Important properties of scintillators are light yield (optical photons per keV), density, and atomic composition. High density materials containing elements with a high atomic number are preferred as they have a higher probability that the gamma ray will interact with the scintillator and not let any of the deposited energy escape the scintillator.
Detector assembly
Since the scintillator emits a pretty small number of photons and they can originate anywhere in its volume, it is important to try to reflect as many of these as possible towards the detector. This can be done either with specular (mirror-like) as well as diffuse (matte) reflection. It’s very common to wrap the scintillator in plumber’s tape (Teflon).
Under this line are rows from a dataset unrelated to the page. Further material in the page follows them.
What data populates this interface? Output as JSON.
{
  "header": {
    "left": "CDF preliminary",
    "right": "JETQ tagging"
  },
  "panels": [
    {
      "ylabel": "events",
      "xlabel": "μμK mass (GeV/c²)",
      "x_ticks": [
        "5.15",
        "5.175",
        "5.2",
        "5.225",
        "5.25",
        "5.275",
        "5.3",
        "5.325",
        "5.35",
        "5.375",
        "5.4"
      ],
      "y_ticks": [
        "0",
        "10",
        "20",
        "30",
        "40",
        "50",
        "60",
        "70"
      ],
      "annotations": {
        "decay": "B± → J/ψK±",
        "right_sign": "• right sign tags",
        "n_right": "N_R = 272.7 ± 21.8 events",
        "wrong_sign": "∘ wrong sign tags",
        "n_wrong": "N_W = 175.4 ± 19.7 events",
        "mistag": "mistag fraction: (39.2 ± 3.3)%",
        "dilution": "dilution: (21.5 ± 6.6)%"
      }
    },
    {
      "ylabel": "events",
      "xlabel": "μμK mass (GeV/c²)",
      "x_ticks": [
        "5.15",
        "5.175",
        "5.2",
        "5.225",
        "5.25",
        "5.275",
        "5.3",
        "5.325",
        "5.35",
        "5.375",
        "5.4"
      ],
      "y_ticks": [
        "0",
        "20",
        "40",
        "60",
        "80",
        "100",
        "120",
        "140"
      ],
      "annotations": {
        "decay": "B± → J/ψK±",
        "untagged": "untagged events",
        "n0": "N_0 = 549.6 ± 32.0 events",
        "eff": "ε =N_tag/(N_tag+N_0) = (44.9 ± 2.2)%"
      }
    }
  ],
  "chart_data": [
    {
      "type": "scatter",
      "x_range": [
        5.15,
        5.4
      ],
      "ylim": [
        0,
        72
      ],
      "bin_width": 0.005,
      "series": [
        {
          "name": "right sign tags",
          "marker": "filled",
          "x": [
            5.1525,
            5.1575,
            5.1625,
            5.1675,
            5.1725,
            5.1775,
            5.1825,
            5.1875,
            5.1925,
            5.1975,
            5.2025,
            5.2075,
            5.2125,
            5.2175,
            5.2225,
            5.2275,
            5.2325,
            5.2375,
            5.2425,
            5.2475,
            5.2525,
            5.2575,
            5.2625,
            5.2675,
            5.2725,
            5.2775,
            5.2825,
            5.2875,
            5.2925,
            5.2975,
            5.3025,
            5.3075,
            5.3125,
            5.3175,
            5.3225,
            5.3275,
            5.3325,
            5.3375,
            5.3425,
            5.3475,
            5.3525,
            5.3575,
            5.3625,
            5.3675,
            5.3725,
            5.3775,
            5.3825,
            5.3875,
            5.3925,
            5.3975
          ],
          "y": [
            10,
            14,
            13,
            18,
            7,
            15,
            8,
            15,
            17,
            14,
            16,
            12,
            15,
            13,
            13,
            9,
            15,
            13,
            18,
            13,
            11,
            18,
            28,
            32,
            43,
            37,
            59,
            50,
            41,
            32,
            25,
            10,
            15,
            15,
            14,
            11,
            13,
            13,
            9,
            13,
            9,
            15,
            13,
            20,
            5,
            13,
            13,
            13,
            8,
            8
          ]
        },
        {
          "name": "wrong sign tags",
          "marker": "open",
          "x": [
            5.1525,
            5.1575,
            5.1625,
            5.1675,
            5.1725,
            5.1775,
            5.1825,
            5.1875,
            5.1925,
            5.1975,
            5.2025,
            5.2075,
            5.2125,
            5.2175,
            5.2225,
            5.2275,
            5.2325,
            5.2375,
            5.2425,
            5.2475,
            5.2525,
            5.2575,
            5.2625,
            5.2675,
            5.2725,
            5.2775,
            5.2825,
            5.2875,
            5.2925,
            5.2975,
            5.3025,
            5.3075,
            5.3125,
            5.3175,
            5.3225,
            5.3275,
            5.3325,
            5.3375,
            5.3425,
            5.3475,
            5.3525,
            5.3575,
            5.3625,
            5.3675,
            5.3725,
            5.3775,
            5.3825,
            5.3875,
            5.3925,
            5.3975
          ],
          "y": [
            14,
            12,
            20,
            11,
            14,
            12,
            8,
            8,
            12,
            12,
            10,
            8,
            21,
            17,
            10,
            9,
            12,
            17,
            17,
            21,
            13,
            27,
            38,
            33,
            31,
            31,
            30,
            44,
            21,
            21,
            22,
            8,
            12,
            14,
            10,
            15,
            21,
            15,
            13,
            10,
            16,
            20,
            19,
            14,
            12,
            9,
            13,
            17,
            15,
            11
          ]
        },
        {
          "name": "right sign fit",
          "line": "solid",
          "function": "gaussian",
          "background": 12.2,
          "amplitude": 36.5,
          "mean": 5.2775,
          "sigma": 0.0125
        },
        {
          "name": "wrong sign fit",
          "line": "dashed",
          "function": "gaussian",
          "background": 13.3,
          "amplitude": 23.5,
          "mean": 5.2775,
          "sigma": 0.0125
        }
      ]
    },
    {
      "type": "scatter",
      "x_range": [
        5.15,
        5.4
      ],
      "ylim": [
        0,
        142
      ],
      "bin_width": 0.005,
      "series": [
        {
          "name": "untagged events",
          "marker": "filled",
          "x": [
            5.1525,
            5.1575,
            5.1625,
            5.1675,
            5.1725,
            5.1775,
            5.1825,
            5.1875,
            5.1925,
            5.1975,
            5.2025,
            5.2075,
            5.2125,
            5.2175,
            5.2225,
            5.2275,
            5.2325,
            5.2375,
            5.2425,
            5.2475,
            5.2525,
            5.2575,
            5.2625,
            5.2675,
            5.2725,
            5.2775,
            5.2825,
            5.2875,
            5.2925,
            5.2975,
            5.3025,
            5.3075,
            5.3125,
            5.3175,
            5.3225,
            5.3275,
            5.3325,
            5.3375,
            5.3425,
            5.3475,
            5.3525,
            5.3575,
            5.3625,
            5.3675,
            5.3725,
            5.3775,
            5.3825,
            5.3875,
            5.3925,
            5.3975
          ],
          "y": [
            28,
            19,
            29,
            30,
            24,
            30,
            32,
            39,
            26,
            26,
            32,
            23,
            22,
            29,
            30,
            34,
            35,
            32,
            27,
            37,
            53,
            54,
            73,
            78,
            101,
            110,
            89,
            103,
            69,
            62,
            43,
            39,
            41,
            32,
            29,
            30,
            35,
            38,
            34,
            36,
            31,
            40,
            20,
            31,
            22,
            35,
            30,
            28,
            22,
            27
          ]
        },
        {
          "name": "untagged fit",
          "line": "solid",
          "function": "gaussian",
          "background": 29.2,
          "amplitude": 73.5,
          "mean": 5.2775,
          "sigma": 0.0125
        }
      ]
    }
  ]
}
Also because of the small number of optical photons you’ll want to keep any stray light from entering the detector as this will completely overwhelm the scintillation photons. You’ll sometimes see people in labs placing several layers of dark heavy clothes over detectors when these are not light-tight by design.
Pomelo
I used a 4mm x 4mm x 10mm GAGG(Ce) crystal wrapped in Teflon tape and placed in a black 3D printed holder. I was hoping the PCB would provide enough light-tightness on the bottom but some light ended up coming through the PCB material around traces that did not have copper pour behind them. The picture on the right shows an extreme case with a flashlight shining through the PCB. Enough photons to disturb the measurement came through even in ambient lighting conditions.